Она отвернулась, давая понять, что разговор окончен.

Ладно. Не хочешь делиться – не надо.

* * *

Спустя день бык был жив. Он лежал под навесом, который для него соорудили воины, укрытый шкурами. Животина был слаб, но дышал ровнее и даже несколько раз пытался поднять голову, когда слышал голос Носохряка. Хороший ли это знак? Конечно. Выживет – будет мне счастье.

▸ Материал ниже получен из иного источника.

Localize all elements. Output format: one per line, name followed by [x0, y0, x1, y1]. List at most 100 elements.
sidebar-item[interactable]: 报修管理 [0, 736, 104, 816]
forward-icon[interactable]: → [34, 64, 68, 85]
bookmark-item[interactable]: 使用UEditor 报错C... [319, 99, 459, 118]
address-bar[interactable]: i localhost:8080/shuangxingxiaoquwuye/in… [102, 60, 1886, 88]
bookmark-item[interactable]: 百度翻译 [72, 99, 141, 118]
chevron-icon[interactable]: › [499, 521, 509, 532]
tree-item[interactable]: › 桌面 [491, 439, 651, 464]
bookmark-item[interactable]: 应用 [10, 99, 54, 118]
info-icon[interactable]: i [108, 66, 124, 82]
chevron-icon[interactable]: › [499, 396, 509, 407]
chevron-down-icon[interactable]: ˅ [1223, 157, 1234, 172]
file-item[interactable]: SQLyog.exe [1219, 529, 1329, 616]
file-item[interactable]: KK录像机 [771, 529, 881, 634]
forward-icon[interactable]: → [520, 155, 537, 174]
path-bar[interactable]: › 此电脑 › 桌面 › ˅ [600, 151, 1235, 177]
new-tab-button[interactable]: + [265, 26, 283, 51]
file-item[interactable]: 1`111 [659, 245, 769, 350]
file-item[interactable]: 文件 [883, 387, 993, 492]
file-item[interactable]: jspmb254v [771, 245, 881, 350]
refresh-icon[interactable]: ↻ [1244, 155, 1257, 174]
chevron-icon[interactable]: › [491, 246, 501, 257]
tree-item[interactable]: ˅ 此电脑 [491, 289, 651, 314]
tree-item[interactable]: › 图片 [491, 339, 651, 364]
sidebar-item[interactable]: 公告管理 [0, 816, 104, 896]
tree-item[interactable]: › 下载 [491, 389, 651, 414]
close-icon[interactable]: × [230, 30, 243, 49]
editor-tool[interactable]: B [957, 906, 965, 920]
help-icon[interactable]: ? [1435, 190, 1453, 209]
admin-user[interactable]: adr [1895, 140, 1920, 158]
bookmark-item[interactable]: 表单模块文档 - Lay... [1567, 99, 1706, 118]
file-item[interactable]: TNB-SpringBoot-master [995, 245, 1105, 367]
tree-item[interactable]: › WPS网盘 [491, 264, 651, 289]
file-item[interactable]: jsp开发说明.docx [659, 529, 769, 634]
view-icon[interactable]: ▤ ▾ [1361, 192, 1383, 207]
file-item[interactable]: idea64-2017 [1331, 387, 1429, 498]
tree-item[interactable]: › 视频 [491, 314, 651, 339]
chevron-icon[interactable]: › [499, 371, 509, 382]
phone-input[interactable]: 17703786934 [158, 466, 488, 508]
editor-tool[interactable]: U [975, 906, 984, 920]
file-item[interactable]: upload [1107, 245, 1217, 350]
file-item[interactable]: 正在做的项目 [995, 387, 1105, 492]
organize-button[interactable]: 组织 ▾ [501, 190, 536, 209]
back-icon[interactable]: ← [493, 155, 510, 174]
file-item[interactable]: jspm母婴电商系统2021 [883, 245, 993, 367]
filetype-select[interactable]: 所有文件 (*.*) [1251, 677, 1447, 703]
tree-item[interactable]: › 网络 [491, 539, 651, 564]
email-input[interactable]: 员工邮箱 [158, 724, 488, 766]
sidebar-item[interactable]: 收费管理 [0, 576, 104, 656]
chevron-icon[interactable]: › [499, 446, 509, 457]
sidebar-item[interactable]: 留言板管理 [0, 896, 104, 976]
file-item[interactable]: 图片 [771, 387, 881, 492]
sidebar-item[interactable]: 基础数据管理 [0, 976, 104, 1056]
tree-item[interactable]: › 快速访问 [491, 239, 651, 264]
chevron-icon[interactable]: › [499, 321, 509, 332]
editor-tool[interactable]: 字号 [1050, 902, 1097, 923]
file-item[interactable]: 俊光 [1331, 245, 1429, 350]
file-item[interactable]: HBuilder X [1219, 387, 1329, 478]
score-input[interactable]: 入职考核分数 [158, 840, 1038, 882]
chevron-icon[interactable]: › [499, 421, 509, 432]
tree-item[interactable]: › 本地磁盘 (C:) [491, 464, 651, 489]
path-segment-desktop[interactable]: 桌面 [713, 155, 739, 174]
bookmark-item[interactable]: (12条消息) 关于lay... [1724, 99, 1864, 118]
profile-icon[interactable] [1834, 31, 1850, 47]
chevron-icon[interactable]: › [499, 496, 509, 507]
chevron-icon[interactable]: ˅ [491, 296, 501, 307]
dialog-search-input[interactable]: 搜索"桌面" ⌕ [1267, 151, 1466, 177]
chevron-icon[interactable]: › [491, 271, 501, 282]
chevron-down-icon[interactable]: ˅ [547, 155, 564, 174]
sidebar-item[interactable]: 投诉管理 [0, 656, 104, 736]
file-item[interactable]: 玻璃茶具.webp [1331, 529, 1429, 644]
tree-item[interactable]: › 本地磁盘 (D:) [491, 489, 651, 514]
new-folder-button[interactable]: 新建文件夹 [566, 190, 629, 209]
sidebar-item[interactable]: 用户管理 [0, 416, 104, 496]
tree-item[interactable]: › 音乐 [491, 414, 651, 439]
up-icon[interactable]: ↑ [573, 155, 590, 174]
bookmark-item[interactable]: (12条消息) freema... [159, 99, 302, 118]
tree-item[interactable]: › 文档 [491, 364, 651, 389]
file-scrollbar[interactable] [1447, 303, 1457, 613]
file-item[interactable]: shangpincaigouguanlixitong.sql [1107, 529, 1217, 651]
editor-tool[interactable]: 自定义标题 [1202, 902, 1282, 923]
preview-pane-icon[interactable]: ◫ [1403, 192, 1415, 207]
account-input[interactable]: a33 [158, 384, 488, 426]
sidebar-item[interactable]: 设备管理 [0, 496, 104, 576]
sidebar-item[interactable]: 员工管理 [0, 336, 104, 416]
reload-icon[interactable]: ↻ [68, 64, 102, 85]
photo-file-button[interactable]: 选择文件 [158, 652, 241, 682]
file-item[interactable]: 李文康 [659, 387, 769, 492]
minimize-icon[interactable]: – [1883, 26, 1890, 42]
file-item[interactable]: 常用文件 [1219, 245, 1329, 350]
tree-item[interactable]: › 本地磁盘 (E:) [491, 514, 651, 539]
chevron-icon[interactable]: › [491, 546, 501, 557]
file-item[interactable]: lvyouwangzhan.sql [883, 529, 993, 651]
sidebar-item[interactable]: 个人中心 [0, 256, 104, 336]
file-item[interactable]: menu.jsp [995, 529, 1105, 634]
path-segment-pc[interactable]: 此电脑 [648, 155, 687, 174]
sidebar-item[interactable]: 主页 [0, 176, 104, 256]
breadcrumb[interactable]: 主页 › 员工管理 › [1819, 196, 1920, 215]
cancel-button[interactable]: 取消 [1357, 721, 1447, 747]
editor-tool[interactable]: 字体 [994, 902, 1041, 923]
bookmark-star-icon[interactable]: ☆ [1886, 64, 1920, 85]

Раз уж Альма отказала мне в своих чудо-травах, пришлось импровизировать, полагаясь на базовые знания и то, что росло под ногами. Я приготовил свой собственный лечебный отвар. Взял побольше молодой сосновой хвои – природный антисептик и источник витамина C. Нашел заросли иван-чая, который, как я помнил, обладает противовоспалительными свойствами (да и сама знахарка тоже про него говорила). И добавил немного коры ивы, содранной с молодого деревца у ручья, – природный аналог аспирина, салициловая кислота, которая должна была сбить жар и уменьшить боль. Пусть и содержание ее было мизерным для такой туши.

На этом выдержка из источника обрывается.